A Cornish school has been lifted out of special measures after one of the fastest turnarounds, Ofsted said.

Inspectors have upgraded St Ives School after six months and 23 teachers have left or been replaced.

However one teaching union said the secondary school should never have been in special measures in the first place.

The education watchdog toughened up its inspection framework in 2012 leading to some schools being downgraded or put into special measures.

In May inspectors said St Ives School did not expect enough of its 700 pupils, and the school lacked strong leadership.

Richard Schofield, an executive head with experience of improving schools stepped in.

The average time it took for a school to come out of special measures in 2013 was 16 months, said Ofsted.

Mr Schofield said: "Students deserve the best and parents expect high standards.

"The school has built and improved from the last inspection.

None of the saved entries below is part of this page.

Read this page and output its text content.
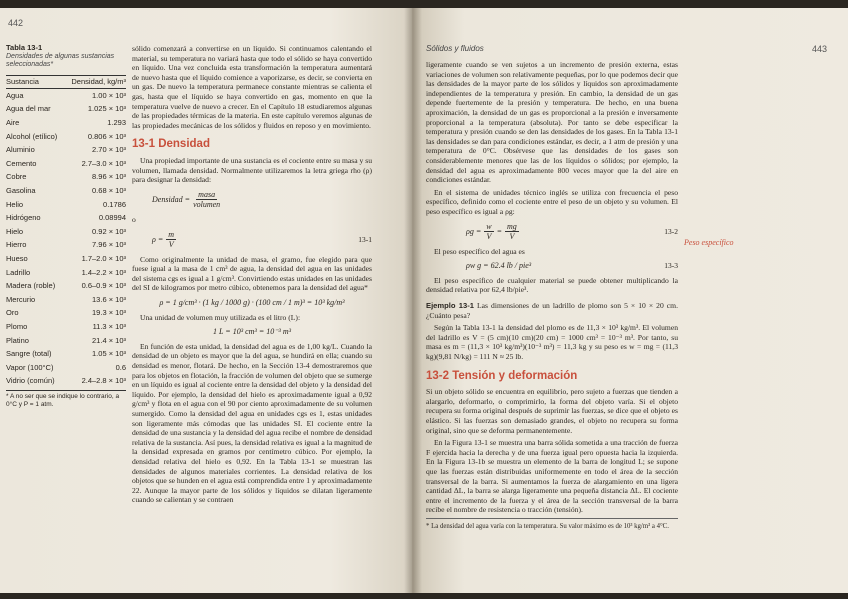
442
Tabla 13-1
Densidades de algunas sustancias seleccionadas*
Sustancia	Densidad, kg/m³
Agua	1.00 × 10³
Agua del mar	1.025 × 10³
Aire	1.293
Alcohol (etílico)	0.806 × 10³
Aluminio	2.70 × 10³
Cemento	2.7–3.0 × 10³
Cobre	8.96 × 10³
Gasolina	0.68 × 10³
Helio	0.1786
Hidrógeno	0.08994
Hielo	0.92 × 10³
Hierro	7.96 × 10³
Hueso	1.7–2.0 × 10³
Ladrillo	1.4–2.2 × 10³
Madera (roble)	0.6–0.9 × 10³
Mercurio	13.6 × 10³
Oro	19.3 × 10³
Plomo	11.3 × 10³
Platino	21.4 × 10³
Sangre (total)	1.05 × 10³
Vapor (100°C)	0.6
Vidrio (común)	2.4–2.8 × 10³
* A no ser que se indique lo contrario, a 0°C y P = 1 atm.

sólido comenzará a convertirse en un líquido. Si continuamos calentando el material, su temperatura no variará hasta que todo el sólido se haya convertido en líquido. Una vez concluida esta transformación la temperatura aumentará de nuevo hasta que el líquido comience a vaporizarse, es decir, se convierta en un gas. De nuevo la temperatura permanece constante mientras se calienta el gas, hasta que el líquido se haya convertido en gas, momento en que la temperatura vuelve de nuevo a crecer. En el Capítulo 18 estudiaremos algunas de las propiedades térmicas de la materia. En este capítulo veremos algunas de las propiedades mecánicas de los sólidos y fluidos en reposo y en movimiento.

13-1 Densidad

Una propiedad importante de una sustancia es el cociente entre su masa y su volumen, llamada densidad. Normalmente utilizaremos la letra griega rho (ρ) para designar la densidad:

Densidad = $\frac{\text{masa}}{\text{volumen}}$
o
$\rho = \frac{m}{V}$	13-1

Como originalmente la unidad de masa, el gramo, fue elegido para que fuese igual a la masa de 1 cm³ de agua, la densidad del agua en las unidades del sistema cgs es igual a 1 g/cm³. Convirtiendo estas unidades en las unidades del SI de kilogramos por metro cúbico, obtenemos para la densidad del agua*

ρ = 1 g/cm³ · (1 kg / 1000 g) · (100 cm / 1 m)³ = 10³ kg/m³

Una unidad de volumen muy utilizada es el litro (L):

1 L = 10³ cm³ = 10⁻³ m³

En función de esta unidad, la densidad del agua es de 1,00 kg/L. Cuando la densidad de un objeto es mayor que la del agua, se hundirá en ella; cuando su densidad es menor, flotará. De hecho, en la Sección 13-4 demostraremos que para los objetos en flotación, la fracción de volumen del objeto que se sumerge en un líquido es igual al cociente entre la densidad del objeto y la densidad del líquido. Por ejemplo, la densidad del hielo es aproximadamente igual a 0,92 g/cm³ y flota en el agua con el 90 por ciento aproximadamente de su volumen sumergido. Como la densidad del agua en unidades cgs es 1, estas unidades son ligeramente más cómodas que las unidades SI. El cociente entre la densidad de una sustancia y la densidad del agua recibe el nombre de densidad relativa de la sustancia. Así pues, la densidad relativa es igual a la magnitud de la densidad expresada en gramos por centímetro cúbico. Por ejemplo, la densidad relativa del hielo es 0,92. En la Tabla 13-1 se muestran las densidades de algunos materiales corrientes. La densidad relativa de los objetos que se hunden en el agua está comprendida entre 1 y aproximadamente 22. Aunque la mayor parte de los sólidos y líquidos se dilatan ligeramente cuando se calientan y se contraen

Sólidos y fluidos	443

ligeramente cuando se ven sujetos a un incremento de presión externa, estas variaciones de volumen son relativamente pequeñas, por lo que podemos decir que las densidades de la mayor parte de los sólidos y líquidos son aproximadamente independientes de la temperatura y presión. En cambio, la densidad de un gas depende fuertemente de la presión y temperatura. De hecho, en una buena aproximación, la densidad de un gas es proporcional a la presión e inversamente proporcional a la temperatura (absoluta). Por tanto se debe especificar la temperatura y presión cuando se den las densidades de los gases. En la Tabla 13-1 las densidades se dan para condiciones estándar, es decir, a 1 atm de presión y una temperatura de 0°C. Obsérvese que las densidades de los gases son considerablemente menores que las de los líquidos o sólidos; por ejemplo, la densidad del agua es aproximadamente 800 veces mayor que la del aire en condiciones estándar.

En el sistema de unidades técnico inglés se utiliza con frecuencia el peso específico, definido como el cociente entre el peso de un objeto y su volumen. El peso específico es igual a ρg:

$\rho g = \frac{w}{V} = \frac{mg}{V}$	13-2

El peso específico del agua es

ρw g = 62.4 lb / pie³	13-3

El peso específico de cualquier material se puede obtener multiplicando la densidad relativa por 62,4 lb/pie³.

Ejemplo 13-1 Las dimensiones de un ladrillo de plomo son 5 × 10 × 20 cm. ¿Cuánto pesa?

Según la Tabla 13-1 la densidad del plomo es de 11,3 × 10³ kg/m³. El volumen del ladrillo es V = (5 cm)(10 cm)(20 cm) = 1000 cm³ = 10⁻³ m³. Por tanto, su masa es m = (11,3 × 10³ kg/m³)(10⁻³ m³) = 11,3 kg y su peso es w = mg = (11,3 kg)(9,81 N/kg) = 111 N ≈ 25 lb.

13-2 Tensión y deformación

Si un objeto sólido se encuentra en equilibrio, pero sujeto a fuerzas que tienden a alargarlo, deformarlo, o comprimirlo, la forma del objeto varía. Si el objeto recupera su forma original después de suprimir las fuerzas, se dice que el objeto es elástico. Si las fuerzas son demasiado grandes, el objeto no recupera su forma original, sino que se deforma permanentemente.

En la Figura 13-1 se muestra una barra sólida sometida a una tracción de fuerza F ejercida hacia la derecha y de una fuerza igual pero opuesta hacia la izquierda. En la Figura 13-1b se muestra un elemento de la barra de longitud L; se supone que las fuerzas están distribuidas uniformemente en todo el área de la sección transversal de la barra. Si aumentamos la fuerza de alargamiento en una ligera cantidad ΔL, la barra se alarga ligeramente una pequeña distancia ΔL. El cociente entre el incremento de la fuerza y el área de la sección transversal de la barra recibe el nombre de resistencia o tracción (tensión).

* La densidad del agua varía con la temperatura. Su valor máximo es de 10³ kg/m³ a 4°C.
Peso específico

Maybe history books will show the school needed, in part, a bit of a wake-up call."

Inspectors said it still required improvement, and more work was needed to ensure all students made progress.

From April the school is set to become an academy.

The NASUWT teaching union has criticised Ofsted, claiming schools are being coerced into becoming academies after failing inspections.

Kathy Wallis, a Cornwall representative of the union, said: "More schools that are not academies are being put into special measures, and then being forced to become academies whether they want to or not."

Bradley Simmons, Ofsted's director in the South West, said: "There is no political agenda from us in terms of placing more schools into special measures.

"We have absolutely no view in Ofsted as to whether schools should be academies or local authority schools. Every school should be a good school."

Mr Schofield responded: "If there's one thing I know for sure it's the quality of teaching and learning that has the biggest impact on students' life chances and that's where we should be focussing our attention."